山王は売り一巡、21年7月期営業・経常減益予想だが上振れ余地

株式市場 銘柄

 山王<3441>(JQ)は貴金属表面処理加工(めっき加工)分野のリーディングカンパニーである。21年7月期は中国現法の非グループ化(第2四半期から連結除外)の営業で減収、営業・経常減益予想だが、5G関連需要増などで上振れ余地がありそうだ。株価は戻り高値圏から急反落したが、売り一巡して戻りを試す展開を期待したい。

■貴金属表面処理加工(めっき加工)分野のリーディングカンパニー

 貴金属表面処理加工(めっき加工)分野のリーディングカンパニーである。コネクターを中心とする電子部品の貴金属表面処理加工を主力として、精密プレス加工なども展開している。

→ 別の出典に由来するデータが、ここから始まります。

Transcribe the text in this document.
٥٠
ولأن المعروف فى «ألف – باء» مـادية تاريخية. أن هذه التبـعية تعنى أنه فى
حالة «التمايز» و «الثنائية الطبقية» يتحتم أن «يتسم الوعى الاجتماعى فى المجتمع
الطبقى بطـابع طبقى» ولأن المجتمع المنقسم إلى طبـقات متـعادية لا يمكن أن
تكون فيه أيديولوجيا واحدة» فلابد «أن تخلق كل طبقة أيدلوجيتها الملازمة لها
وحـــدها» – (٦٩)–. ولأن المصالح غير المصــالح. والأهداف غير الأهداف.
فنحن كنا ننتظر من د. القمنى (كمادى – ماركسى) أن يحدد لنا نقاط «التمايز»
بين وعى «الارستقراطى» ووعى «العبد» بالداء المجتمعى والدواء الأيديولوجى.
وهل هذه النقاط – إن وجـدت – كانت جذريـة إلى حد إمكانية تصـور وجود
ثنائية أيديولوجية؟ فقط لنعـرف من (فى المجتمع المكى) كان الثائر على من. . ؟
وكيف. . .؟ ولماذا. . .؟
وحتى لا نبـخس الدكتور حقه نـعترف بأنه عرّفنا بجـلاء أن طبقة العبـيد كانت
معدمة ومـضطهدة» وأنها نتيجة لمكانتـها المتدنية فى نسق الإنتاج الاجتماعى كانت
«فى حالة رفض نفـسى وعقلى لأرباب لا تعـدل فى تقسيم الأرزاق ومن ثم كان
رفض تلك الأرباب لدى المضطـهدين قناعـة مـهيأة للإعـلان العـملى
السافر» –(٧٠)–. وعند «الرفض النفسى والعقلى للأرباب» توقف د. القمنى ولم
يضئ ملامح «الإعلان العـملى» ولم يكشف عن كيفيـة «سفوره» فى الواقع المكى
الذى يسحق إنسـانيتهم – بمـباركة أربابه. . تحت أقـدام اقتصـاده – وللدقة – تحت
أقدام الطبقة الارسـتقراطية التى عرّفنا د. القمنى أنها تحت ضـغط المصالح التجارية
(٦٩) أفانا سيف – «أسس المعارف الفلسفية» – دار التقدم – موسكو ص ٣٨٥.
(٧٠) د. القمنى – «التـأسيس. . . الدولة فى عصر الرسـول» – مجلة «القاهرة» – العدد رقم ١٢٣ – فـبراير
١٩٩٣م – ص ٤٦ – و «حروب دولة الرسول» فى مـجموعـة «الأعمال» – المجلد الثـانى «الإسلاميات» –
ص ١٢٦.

新技術・新製品として、水素透過膜、銀めっきアクリル粒子の開発を推進している。

 20年7月には連結子会社である山王電子(中国・無錫)の持分を譲渡(譲渡実行日20年11月予定)すると発表した。生産を国内とフィリピンに集中して経営効率を高める方針だ。国内では東北事業部(工場)の設備を増強する。

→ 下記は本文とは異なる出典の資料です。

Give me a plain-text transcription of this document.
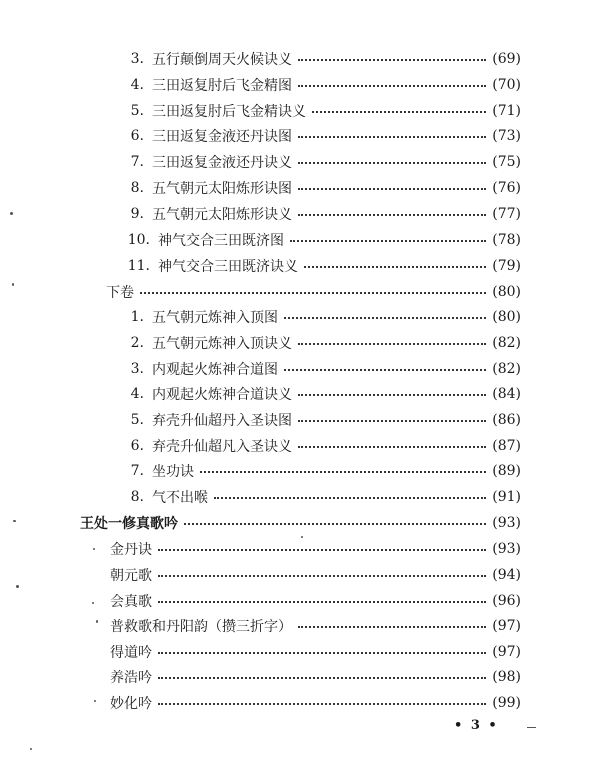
3. 五行颠倒周天火候诀义	(69)
4. 三田返复肘后飞金精图	(70)
5. 三田返复肘后飞金精诀义	(71)
6. 三田返复金液还丹诀图	(73)
7. 三田返复金液还丹诀义	(75)
8. 五气朝元太阳炼形诀图	(76)
9. 五气朝元太阳炼形诀义	(77)
10. 神气交合三田既济图	(78)
11. 神气交合三田既济诀义	(79)
下卷	(80)
1. 五气朝元炼神入顶图	(80)
2. 五气朝元炼神入顶诀义	(82)
3. 内观起火炼神合道图	(82)
4. 内观起火炼神合道诀义	(84)
5. 弃壳升仙超丹入圣诀图	(86)
6. 弃壳升仙超凡入圣诀义	(87)
7. 坐功诀	(89)
8. 气不出喉	(91)
王处一修真歌吟	(93)
金丹诀	(93)
朝元歌	(94)
会真歌	(96)
普救歌和丹阳韵（攒三折字）	(97)
得道吟	(97)
养浩吟	(98)
妙化吟	(99)
• 3 •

■21年7月期営業・経常減益予想だが5G関連需要で上振れ余地

 21年7月期連結業績予想は、売上高が20年7月期比16.9%減の66億円、営業利益が21.8%減の1億40百万円、経常利益が18.6%減の70百万円、純利益が2.2倍の3億75百万円としている。

 中国現法の非グループ化(山王電子の持分を譲渡して第2四半期から連結除外)で減収、営業・経常減益予想としている。売上高へのマイナス影響額は10億50百万円としている。純利益は特別利益に売却益3億50百万円を計上するため大幅増益予想である。

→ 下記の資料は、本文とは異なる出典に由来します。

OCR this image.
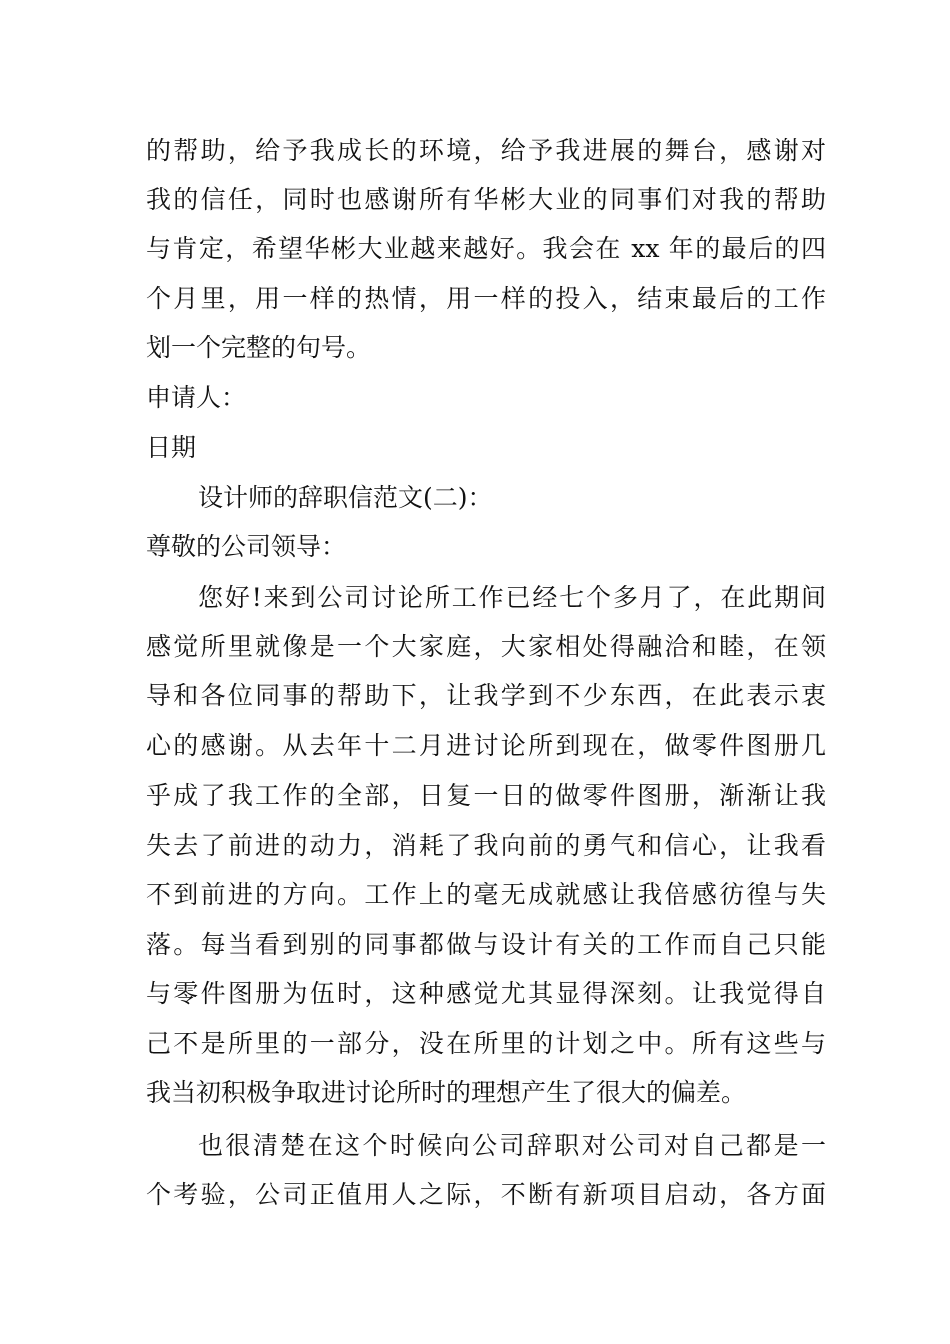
的帮助，给予我成长的环境，给予我进展的舞台，感谢对
我的信任，同时也感谢所有华彬大业的同事们对我的帮助
与肯定，希望华彬大业越来越好。我会在 xx 年的最后的四
个月里，用一样的热情，用一样的投入，结束最后的工作
划一个完整的句号。
申请人：
日期
设计师的辞职信范文(二)：
尊敬的公司领导：
您好!来到公司讨论所工作已经七个多月了，在此期间
感觉所里就像是一个大家庭，大家相处得融洽和睦，在领
导和各位同事的帮助下，让我学到不少东西，在此表示衷
心的感谢。从去年十二月进讨论所到现在，做零件图册几
乎成了我工作的全部，日复一日的做零件图册，渐渐让我
失去了前进的动力，消耗了我向前的勇气和信心，让我看
不到前进的方向。工作上的毫无成就感让我倍感彷徨与失
落。每当看到别的同事都做与设计有关的工作而自己只能
与零件图册为伍时，这种感觉尤其显得深刻。让我觉得自
己不是所里的一部分，没在所里的计划之中。所有这些与
我当初积极争取进讨论所时的理想产生了很大的偏差。
也很清楚在这个时候向公司辞职对公司对自己都是一
个考验，公司正值用人之际，不断有新项目启动，各方面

 中国現法の非グループ化の影響を除くベースでは、新型コロナウイルスの影響が下期には解消し、5G関連でめっき加工需要が堅調に推移する見込みとしている。5G関連需要増などで上振れ余地がありそうだ。

■株価は売り一巡

 株価は21年7月期の連結業績予想を嫌気する形で戻り高値圏から急反落したが、目先的な売り一巡感を強めている。戻りを試す展開を期待したい。10月2日の終値は942円、時価総額は約47億円である。